# SURFsharekit scraped data analysis
This notebook explores some statistics of the data scraped from SURFsharekit. It will take the **newly** scraped data as input (in the `stimuleringsregeling/new` directory.

We will look at the number of documents per content type (HTML, PDF and docs) and provide a breakdown of the type of data on the HTML pages (this is manual work).

## TODOs
1. Look at failed scrapes

Two dimensions along which to classify:
1. Material type (exercise, lecture, source data, syllabus, mix, etc.);
1. Content type (Jupyter notebook, Word-document, HTML page, PDF, video, audio, etc.).

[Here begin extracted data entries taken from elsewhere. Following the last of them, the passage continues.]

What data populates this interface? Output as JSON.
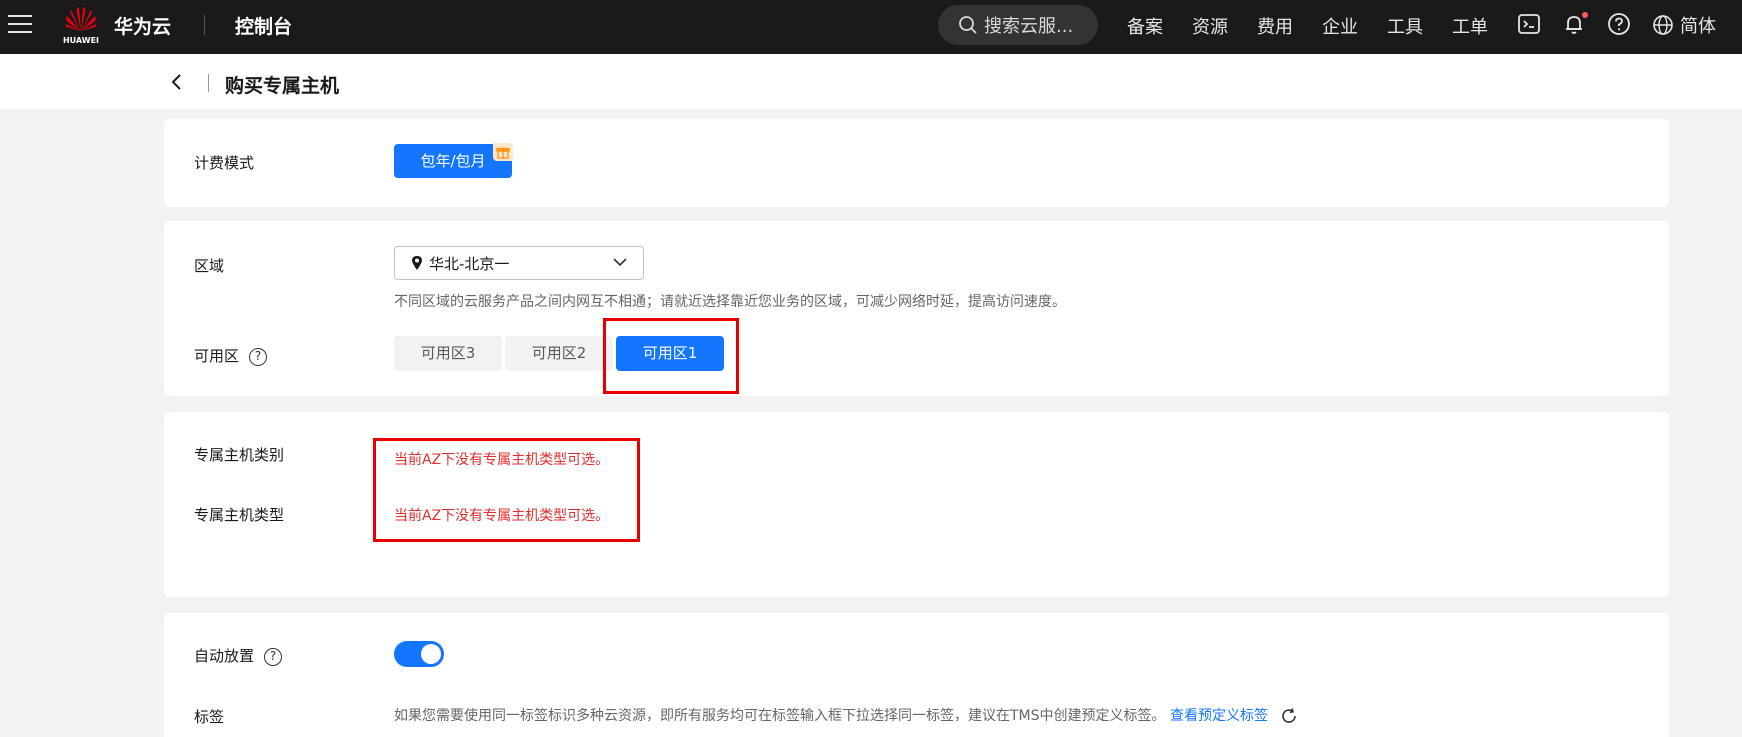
{
  "topbar": {
    "logo_text": "HUAWEI",
    "brand": "华为云",
    "console": "控制台",
    "search_placeholder": "搜索云服...",
    "nav": [
      "备案",
      "资源",
      "费用",
      "企业",
      "工具",
      "工单"
    ],
    "language": "简体",
    "icons": [
      "menu-icon",
      "terminal-icon",
      "bell-icon",
      "help-icon",
      "globe-icon"
    ],
    "notification_dot_color": "#ff5a5a"
  },
  "header": {
    "title": "购买专属主机"
  },
  "billing": {
    "label": "计费模式",
    "selected": "包年/包月",
    "badge_icon": "gift-icon"
  },
  "region": {
    "label": "区域",
    "selected": "华北-北京一",
    "hint": "不同区域的云服务产品之间内网互不相通；请就近选择靠近您业务的区域，可减少网络时延，提高访问速度。",
    "az_label": "可用区",
    "az_options": [
      "可用区3",
      "可用区2",
      "可用区1"
    ],
    "az_selected": "可用区1"
  },
  "host": {
    "category_label": "专属主机类别",
    "type_label": "专属主机类型",
    "category_message": "当前AZ下没有专属主机类型可选。",
    "type_message": "当前AZ下没有专属主机类型可选。"
  },
  "placement": {
    "auto_label": "自动放置",
    "auto_enabled": true,
    "tag_label": "标签",
    "tag_hint": "如果您需要使用同一标签标识多种云资源，即所有服务均可在标签输入框下拉选择同一标签，建议在TMS中创建预定义标签。",
    "tag_link": "查看预定义标签"
  },
  "colors": {
    "primary": "#1476ff",
    "error": "#e52e2e",
    "highlight_box": "#e60000",
    "topbar_bg": "#1a1a1a"
  }
}
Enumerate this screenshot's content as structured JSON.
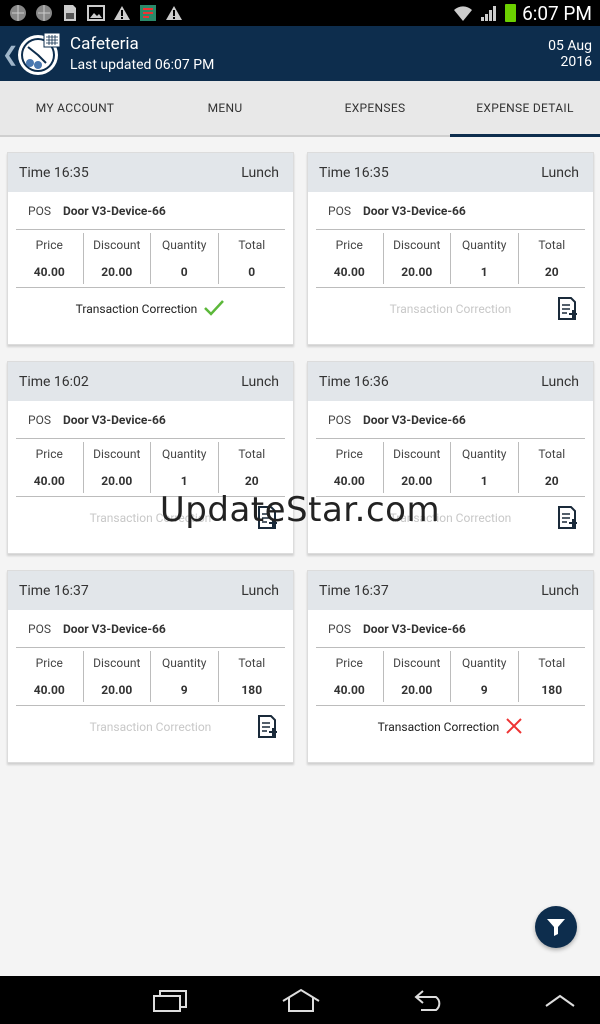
{
  "status": {
    "time": "6:07 PM"
  },
  "header": {
    "title": "Cafeteria",
    "subtitle": "Last updated 06:07 PM",
    "date_line1": "05 Aug",
    "date_line2": "2016"
  },
  "tabs": [
    {
      "label": "MY ACCOUNT"
    },
    {
      "label": "MENU"
    },
    {
      "label": "EXPENSES"
    },
    {
      "label": "EXPENSE DETAIL",
      "active": true
    }
  ],
  "labels": {
    "pos": "POS",
    "price": "Price",
    "discount": "Discount",
    "quantity": "Quantity",
    "total": "Total",
    "correction": "Transaction Correction"
  },
  "cards": [
    {
      "time": "Time  16:35",
      "meal": "Lunch",
      "pos": "Door V3-Device-66",
      "price": "40.00",
      "discount": "20.00",
      "quantity": "0",
      "total": "0",
      "correction_status": "accepted"
    },
    {
      "time": "Time  16:35",
      "meal": "Lunch",
      "pos": "Door V3-Device-66",
      "price": "40.00",
      "discount": "20.00",
      "quantity": "1",
      "total": "20",
      "correction_status": "none"
    },
    {
      "time": "Time  16:02",
      "meal": "Lunch",
      "pos": "Door V3-Device-66",
      "price": "40.00",
      "discount": "20.00",
      "quantity": "1",
      "total": "20",
      "correction_status": "none"
    },
    {
      "time": "Time  16:36",
      "meal": "Lunch",
      "pos": "Door V3-Device-66",
      "price": "40.00",
      "discount": "20.00",
      "quantity": "1",
      "total": "20",
      "correction_status": "none"
    },
    {
      "time": "Time  16:37",
      "meal": "Lunch",
      "pos": "Door V3-Device-66",
      "price": "40.00",
      "discount": "20.00",
      "quantity": "9",
      "total": "180",
      "correction_status": "none"
    },
    {
      "time": "Time  16:37",
      "meal": "Lunch",
      "pos": "Door V3-Device-66",
      "price": "40.00",
      "discount": "20.00",
      "quantity": "9",
      "total": "180",
      "correction_status": "rejected"
    }
  ],
  "watermark": "UpdateStar.com",
  "colors": {
    "primary": "#0d2d4d",
    "accepted": "#5cb83a",
    "rejected": "#ee3333",
    "card_header_bg": "#e2e6ea"
  }
}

**Create a breakdown for both of them, if possible.**

In [None]:
import os
import json
from glob import glob
from itertools import chain, groupby
from urllib.parse import urlparse

import pandas as pd
import matplotlib.pyplot as plt
import seaborn as sns
%matplotlib inline
%config InlineBackend.figure_format = 'retina'

# Plot customization

import matplotlib as mpl
mpl.rcParams['font.size'] = 16

**Change the location of the SURFsharekit scrape data to your surfdrive location in the cell below. Be aware that this should be the location of the `new` directory!**

In [None]:
SHAREKIT_OUTPUT_PATH = '~/surfdrive/POL/scraped/stimuleringsregeling/new'

In [None]:
# Some helper functions

def load_json(path):
    with open(path) as stream:
        return json.load(stream)
    
    
def countby(iterable, keyfunc):
    return dict(((key, len(list(values))) for key, values in groupby(iterable, keyfunc)))


def identity(x):
    return x

Count the number of documents (SURFsharekit pages)

In [None]:
json_files = glob(os.path.expanduser(os.path.join(SHAREKIT_OUTPUT_PATH, '*.json')))
sharekit_documents = [load_json(path) for path in json_files]
len(sharekit_documents)

Count the number of *attachments* in total across all documents.

In [None]:
attachments = list(chain(*[_['documents'] for _ in sharekit_documents]))
len(attachments)

## Scrape exceptions
Dump a count of the number of times a certain scrape exception occurred. Youtube links aren't scraped at the moment, which is why we find **437** `'youtube'` 'exceptions'.

In [None]:
def parse_exception_text(text):
    if 'IsYoutubeLink' in text:
        return 'youtube'
    return text

scrape_exceptions = [_['exception'] for _ in attachments if 'exception' in _]
mapped_exceptions = (parse_exception_text(_) for _ in scrape_exceptions)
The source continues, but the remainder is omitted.